Leftist War Chest on the Verge of Collapse?
By Matthew Vadum
A serious internal schism has developed that threatens to destroy the Democracy Alliance, George Soros’s financial clearinghouse that funds groups and projects aimed at turning America into a European-style socialist state.
The preeminent funder of the Left in the United States, Soros favors American decline and has said that European-style socialism “is exactly what we need now.” The radical, anti-American philanthropist praises Red China effusively, saying the totalitarian nation has “a better-functioning government than the United States.”
The conflict within Soros’s group has created two factions.
On one side are Democracy Alliance members who believe in the original mission of the donors’ collaborative. Created after Democrats failed to reclaim power in the 2004 election, the group started out funding left-wing political infrastructure – think tanks, activist groups, leadership schools, and media outlets— to help the Left gain and keep power. The idea was to focus on long-term organizational issues as opposed to helping Democrats get elected every election cycle.
Soros doppelganger Peter B. Lewis, who helped to found the group with Soros, believes the Democracy Alliance has become far too partisan. In a crushing blow to the club-for-billionaire-radicals, the Progressive Insurance magnate who spent $25 million in 2004 in a failed attempt to defeat President George W. Bush, reportedly resigned from the Democracy Alliance in disgust weeks ago.
“Peter’s focus since 2004 has been on scaling up the progressive infrastructure, as opposed to election or political candidates,” a source told the Politico newspaper last month.
Although Lewis donated $200,000 last summer to a super PAC approved by the Democracy Alliance, a source close to him told the Politico that he probably won’t give any more cash to super PACs and is not happy with the Democracy Alliance’s newfound focus on them.
Trial lawyer Guy Saperstein said he quit the Democracy Alliance because he believed the group’s mission had shifted. “All of us were political donors going in, and the DA was sold to us as an effort to build infrastructure that was different from campaign politics. But that promise has been something that they’ve moved away from,” he said. Saperstein said he donated more than $1 million through the Democracy Alliance.
Saperstein, who regards Obama as “a failure from a progressive point of view,” said the group was now “more devoted to short term election tactics than it ever had been.”
On the other side of the divide are those Democracy Alliance members who want the group to more closely align itself with groups close to the Obama White House such as Media Matters for America and the Center for American Progress in order to help Democrats in the approaching election.
Right now this faction appears to have the upper hand. The Democracy Alliance has officially dumped several of the more ideologically oriented groups as recommended grantees. Among the dropped groups are Citizens for Responsibility and Ethics in Washington (CREW), documentary filmmaker Brave New Foundation, and the Campaign for America’s Future which has repeatedly attacked Democrats for taking insufficiently left-wing stances.
Trust fund baby Rob McKay, the Taco Bell heir who chairs the Democracy Alliance’s board, is going all out to make sure President Obama wins a second term. McKay, who also sits on the board of the pro-Obama Priorities USA Action super PAC, helped organize a $35,800-a-plate fundraiser for Obama earlier this year.
McKay complains that election-focused groups have taken in just a small fraction of the “hundreds of million dollars” that the group has funneled to Democracy Alliance-approved grant recipients since it was formed in 2005.
The Democracy Alliance funds many key institutions on the Left. One of them is Catalist, formerly known as Data Warehouse. The company was created by Clinton aide Harold Ickes and Democratic operative Laura Quinn to help leftist groups get out the Democratic vote. It describes its mission as providing “progressive organizations with the data and services needed to better identify, understand, and communicate with the people they need to persuade and mobilize.” The chairman of Catalist is Democracy Alliance member Albert J. Dwoskin, a Virginia-based real estate developer.

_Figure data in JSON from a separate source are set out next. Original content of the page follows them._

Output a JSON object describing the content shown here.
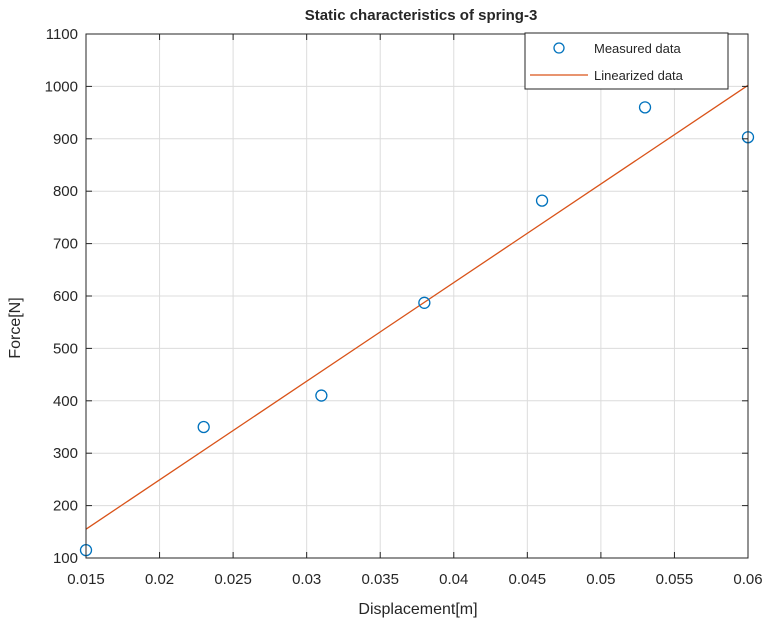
{
  "chart_data": {
    "type": "scatter",
    "title": "Static characteristics of spring-3",
    "xlabel": "Displacement[m]",
    "ylabel": "Force[N]",
    "xlim": [
      0.015,
      0.06
    ],
    "ylim": [
      100,
      1100
    ],
    "xticks": [
      0.015,
      0.02,
      0.025,
      0.03,
      0.035,
      0.04,
      0.045,
      0.05,
      0.055,
      0.06
    ],
    "yticks": [
      100,
      200,
      300,
      400,
      500,
      600,
      700,
      800,
      900,
      1000,
      1100
    ],
    "xtick_labels": [
      "0.015",
      "0.02",
      "0.025",
      "0.03",
      "0.035",
      "0.04",
      "0.045",
      "0.05",
      "0.055",
      "0.06"
    ],
    "ytick_labels": [
      "100",
      "200",
      "300",
      "400",
      "500",
      "600",
      "700",
      "800",
      "900",
      "1000",
      "1100"
    ],
    "grid": true,
    "legend_position": "top-right",
    "series": [
      {
        "name": "Measured data",
        "kind": "markers",
        "marker": "circle",
        "color": "#0072bd",
        "x": [
          0.015,
          0.023,
          0.031,
          0.038,
          0.046,
          0.053,
          0.06
        ],
        "y": [
          115,
          350,
          410,
          587,
          782,
          960,
          903
        ]
      },
      {
        "name": "Linearized data",
        "kind": "line",
        "color": "#d95319",
        "x": [
          0.015,
          0.06
        ],
        "y": [
          155,
          1002
        ]
      }
    ]
  }
}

The Democracy Alliance has also funded People for the American Way, EMILY’s List, ACORN, Center on Budget and Policy Priorities, Progressive States Network, Center for Community Change, Sierra Club, U.S. Public Interest Research Group (PIRG) Education Fund, and the Secretary of State Project which has helped elect left-wingers as chief electoral officials in at least nine states.
SEIU and the AFL-CIO are institutional members of the Democracy Alliance. As I note in my book Subversion Inc., among the group’s individual members are subprime mortgage hucksters Herb and Marion Sandler, Tides Foundation founder Drummond Pike, Warner Music Group CEO Edgar Bronfman Jr., Goldman Sachs banker Lawrence Linden, Congressman Jared Polis (D-Colo.), former Congressman Bob Clement (D-Tenn.), and Livingston Kosberg, CEO of U.S. Physical Therapy Inc.